Interest rate hike in US
It is also almost certain now, there is an expectation that interest rate will become 0.75%-1% range from existing 0%-0.25% in US within the year 2022 end.
Interest rate hike by RBI
As of now, RBI is more accommodative, and RBI has taken an initiative to reduce the liquidity in the system. Although hard to predict what the RBI will do, it is safe to presume that an interest rate hike from 4% to 4.50% is on the cards within the year 2022 end.
Indian corporates have deleveraged their balance sheet massively. Now, debt to equity ratio of BSE 500 companies are 0.7X. It is similar like the d/e ratio prevalent on year 2004-2005. It induces the revival of CapEx led economic growth. Our GDP has already reached pre-covid level and growth from here onwards will be above the pre-covid level.
Expectation from Budget
Keep in mind that the budget announcement is something that is expected to prop up the overall strategy.
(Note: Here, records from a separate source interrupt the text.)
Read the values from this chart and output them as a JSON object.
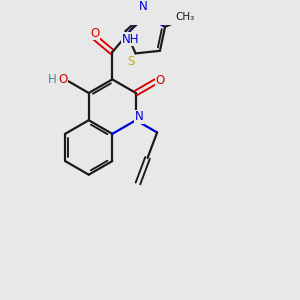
{
  "bg_color": "#e8e8e8",
  "bond_color": "#1a1a1a",
  "N_color": "#0000dd",
  "O_color": "#dd0000",
  "S_color": "#b8b800",
  "H_color": "#4a8888",
  "figsize": [
    3.0,
    3.0
  ],
  "dpi": 100,
  "xlim": [
    0,
    10
  ],
  "ylim": [
    0,
    10
  ]
}
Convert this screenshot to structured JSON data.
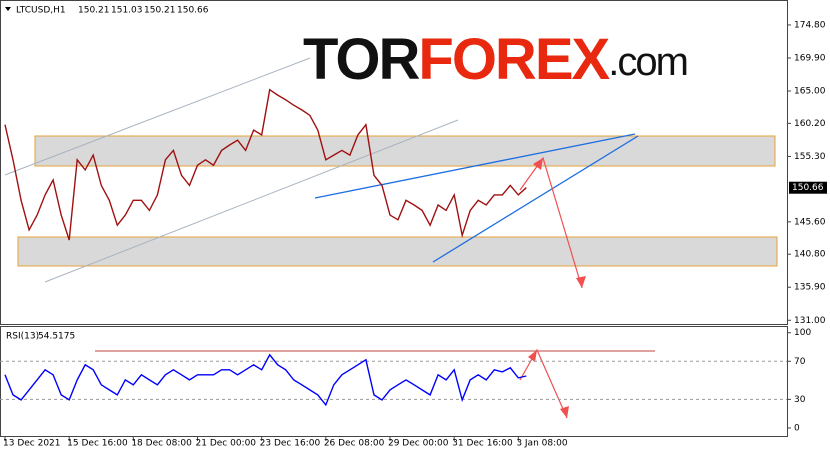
{
  "chart_data": [
    {
      "type": "line",
      "title": "LTCUSD,H1",
      "ohlc": [
        150.21,
        151.03,
        150.21,
        150.66
      ],
      "watermark": [
        "TOR",
        "FOREX",
        ".com"
      ],
      "last_price": 150.66,
      "x": [
        0,
        8,
        16,
        24,
        32,
        40,
        48,
        56,
        64,
        72,
        80,
        88,
        96,
        104,
        112,
        120,
        128,
        136,
        144,
        152,
        160,
        168,
        176,
        184,
        192,
        200,
        208,
        216,
        224,
        232,
        240,
        248,
        256,
        264,
        272,
        280,
        288,
        296,
        304,
        312,
        320,
        328,
        336,
        344,
        352,
        360,
        368,
        376,
        384,
        392,
        400,
        408,
        416,
        424,
        432,
        440,
        448,
        456,
        464,
        472,
        480,
        488,
        496,
        504,
        512,
        520
      ],
      "series": [
        {
          "color": "#a01010",
          "values": [
            160.0,
            154.8,
            148.8,
            144.4,
            146.6,
            149.6,
            151.8,
            146.6,
            142.9,
            154.8,
            153.3,
            155.5,
            151.0,
            148.8,
            145.1,
            146.6,
            148.8,
            148.8,
            147.3,
            149.6,
            154.8,
            156.2,
            152.5,
            151.0,
            154.0,
            154.8,
            154.0,
            156.2,
            157.0,
            157.7,
            156.2,
            159.2,
            158.5,
            165.2,
            164.4,
            163.7,
            162.9,
            162.2,
            161.4,
            159.2,
            154.8,
            155.5,
            156.2,
            155.5,
            158.5,
            160.0,
            152.5,
            151.0,
            146.6,
            145.9,
            148.8,
            148.1,
            147.3,
            145.1,
            148.1,
            147.3,
            149.6,
            143.6,
            147.3,
            148.8,
            148.1,
            149.6,
            149.6,
            151.0,
            149.6,
            150.66
          ]
        }
      ],
      "xlim": [
        -5,
        780
      ],
      "ylim": [
        130.3,
        178.5
      ],
      "yticks": [
        {
          "value": 174.8,
          "label": "174.80"
        },
        {
          "value": 169.9,
          "label": "169.90"
        },
        {
          "value": 165,
          "label": "165.00"
        },
        {
          "value": 160.2,
          "label": "160.20"
        },
        {
          "value": 155.3,
          "label": "155.30"
        },
        {
          "value": 145.6,
          "label": "145.60"
        },
        {
          "value": 140.8,
          "label": "140.80"
        },
        {
          "value": 135.9,
          "label": "135.90"
        },
        {
          "value": 131,
          "label": "131.00"
        }
      ]
    },
    {
      "type": "line",
      "title": "RSI(13)",
      "x": [
        0,
        8,
        16,
        24,
        32,
        40,
        48,
        56,
        64,
        72,
        80,
        88,
        96,
        104,
        112,
        120,
        128,
        136,
        144,
        152,
        160,
        168,
        176,
        184,
        192,
        200,
        208,
        216,
        224,
        232,
        240,
        248,
        256,
        264,
        272,
        280,
        288,
        296,
        304,
        312,
        320,
        328,
        336,
        344,
        352,
        360,
        368,
        376,
        384,
        392,
        400,
        408,
        416,
        424,
        432,
        440,
        448,
        456,
        464,
        472,
        480,
        488,
        496,
        504,
        512,
        520
      ],
      "series": [
        {
          "color": "#0000ff",
          "values": [
            55.8,
            34.7,
            29.5,
            40.0,
            50.5,
            61.1,
            55.8,
            34.7,
            29.5,
            50.5,
            66.3,
            61.1,
            45.3,
            40.0,
            34.7,
            50.5,
            45.3,
            55.8,
            50.5,
            45.3,
            55.8,
            61.1,
            55.8,
            50.5,
            55.8,
            55.8,
            55.8,
            61.1,
            61.1,
            55.8,
            61.1,
            66.3,
            61.1,
            76.8,
            66.3,
            61.1,
            50.5,
            45.3,
            40.0,
            34.7,
            24.2,
            45.3,
            55.8,
            61.1,
            66.3,
            71.6,
            34.7,
            29.5,
            40.0,
            45.3,
            50.5,
            45.3,
            40.0,
            34.7,
            55.8,
            50.5,
            61.1,
            29.5,
            50.5,
            55.8,
            50.5,
            61.1,
            58.9,
            63.2,
            52.6,
            54.5175
          ]
        }
      ],
      "xlim": [
        -5,
        780
      ],
      "ylim": [
        -9.5,
        106
      ],
      "yticks": [
        100,
        70,
        30,
        0
      ],
      "levels": [
        70,
        30
      ],
      "xticks": [
        {
          "value": 0,
          "label": "13 Dec 2021"
        },
        {
          "value": 64,
          "label": "15 Dec 16:00"
        },
        {
          "value": 128,
          "label": "18 Dec 08:00"
        },
        {
          "value": 192,
          "label": "21 Dec 00:00"
        },
        {
          "value": 256,
          "label": "23 Dec 16:00"
        },
        {
          "value": 320,
          "label": "26 Dec 08:00"
        },
        {
          "value": 384,
          "label": "29 Dec 00:00"
        },
        {
          "value": 448,
          "label": "31 Dec 16:00"
        },
        {
          "value": 512,
          "label": "3 Jan 08:00"
        }
      ]
    }
  ]
}
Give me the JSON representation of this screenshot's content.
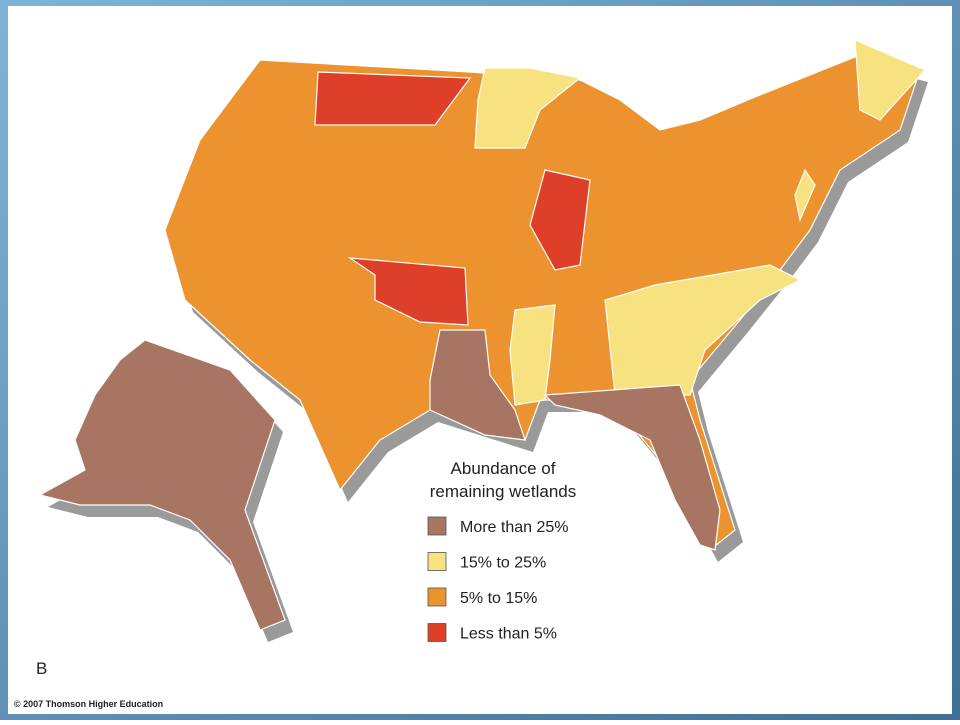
{
  "caption": "B",
  "copyright": "© 2007 Thomson Higher Education",
  "legend": {
    "title": [
      "Abundance of",
      "remaining wetlands"
    ],
    "items": [
      {
        "label": "More than 25%",
        "color": "#a87562"
      },
      {
        "label": "15% to 25%",
        "color": "#f7e27f"
      },
      {
        "label": "5% to 15%",
        "color": "#ec922f"
      },
      {
        "label": "Less than 5%",
        "color": "#dd3f28"
      }
    ]
  }
}
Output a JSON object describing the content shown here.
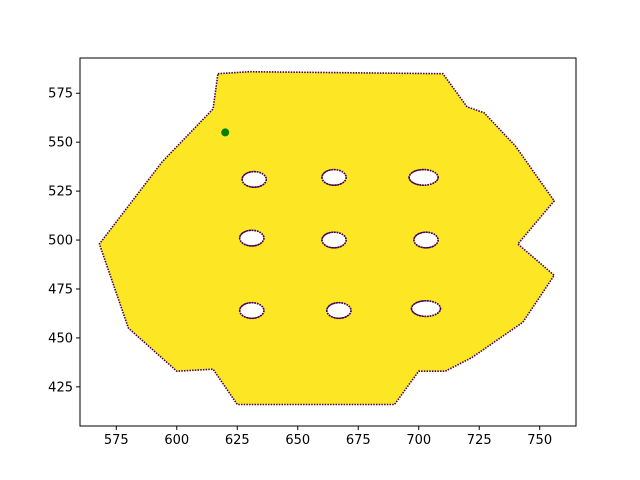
{
  "chart_data": {
    "type": "scatter",
    "title": "",
    "xlabel": "",
    "ylabel": "",
    "xlim": [
      560,
      765
    ],
    "ylim": [
      405,
      593
    ],
    "xticks": [
      575,
      600,
      625,
      650,
      675,
      700,
      725,
      750
    ],
    "yticks": [
      425,
      450,
      475,
      500,
      525,
      550,
      575
    ],
    "grid": false,
    "legend": "none",
    "series": [
      {
        "kind": "filled-region",
        "color": "#fde725",
        "edge_color": "#440154",
        "outline": [
          [
            617,
            585
          ],
          [
            630,
            586
          ],
          [
            710,
            585
          ],
          [
            720,
            568
          ],
          [
            727,
            565
          ],
          [
            740,
            548
          ],
          [
            756,
            520
          ],
          [
            741,
            498
          ],
          [
            756,
            482
          ],
          [
            743,
            458
          ],
          [
            722,
            440
          ],
          [
            711,
            433
          ],
          [
            700,
            433
          ],
          [
            690,
            416
          ],
          [
            625,
            416
          ],
          [
            615,
            434
          ],
          [
            600,
            433
          ],
          [
            580,
            455
          ],
          [
            568,
            498
          ],
          [
            594,
            540
          ],
          [
            615,
            567
          ]
        ],
        "holes": [
          {
            "x": 632,
            "y": 531,
            "rx": 5,
            "ry": 4
          },
          {
            "x": 665,
            "y": 532,
            "rx": 5,
            "ry": 4
          },
          {
            "x": 702,
            "y": 532,
            "rx": 6,
            "ry": 4
          },
          {
            "x": 631,
            "y": 501,
            "rx": 5,
            "ry": 4
          },
          {
            "x": 665,
            "y": 500,
            "rx": 5,
            "ry": 4
          },
          {
            "x": 703,
            "y": 500,
            "rx": 5,
            "ry": 4
          },
          {
            "x": 631,
            "y": 464,
            "rx": 5,
            "ry": 4
          },
          {
            "x": 667,
            "y": 464,
            "rx": 5,
            "ry": 4
          },
          {
            "x": 703,
            "y": 465,
            "rx": 6,
            "ry": 4
          }
        ]
      },
      {
        "kind": "point",
        "color": "#008000",
        "x": [
          620
        ],
        "y": [
          555
        ]
      }
    ]
  }
}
It will mostly be a continuation of the previous budget (hopefully with no surprises), to cheer up the market.
Markets will discount all known risks immediately. Unknown risks are well unknown to everyone.
As of now, the known risks are:
It is expected to be flat in year 2022. However, there may be 15%-20% intermittent dip when the market corrects. This can be considered as an opportunity to add to the portfolio more according to your financial plan and asset allocation towards the long term. Year 2020 & 2021 witnessed massive returns from equity and the same reflected in your portfolio. The same was lumpy in nature which was not there in previous two years of 2018 & 2019. From here onwards, return expectation should be reduced and there may be no returns for year 2022.
We are right now at the bottom of the interest rate cycle and interest rate should inch up from here onwards. In this context, it is better to avoid locking the funds in fixed income for the longer period i.e more than 5 years. It is better to stick to shorter time frame i.e 1 year if you would like to invest in debt (fixed deposit, debt MF, G-Sec, etc)
Investors have to check their financial plan, asset allocation first and then need to decide about profit booking, continuation of SIPs etc. Financial advisors are the best one to guide in such scenario.
Most good advisors prepare a sound long term holistic financial plan for you based on your risk profile, define your financial goals along with you… do an asset allocation (with contingency plans built in) with you. They are in the best objective position to help you navigate the markets.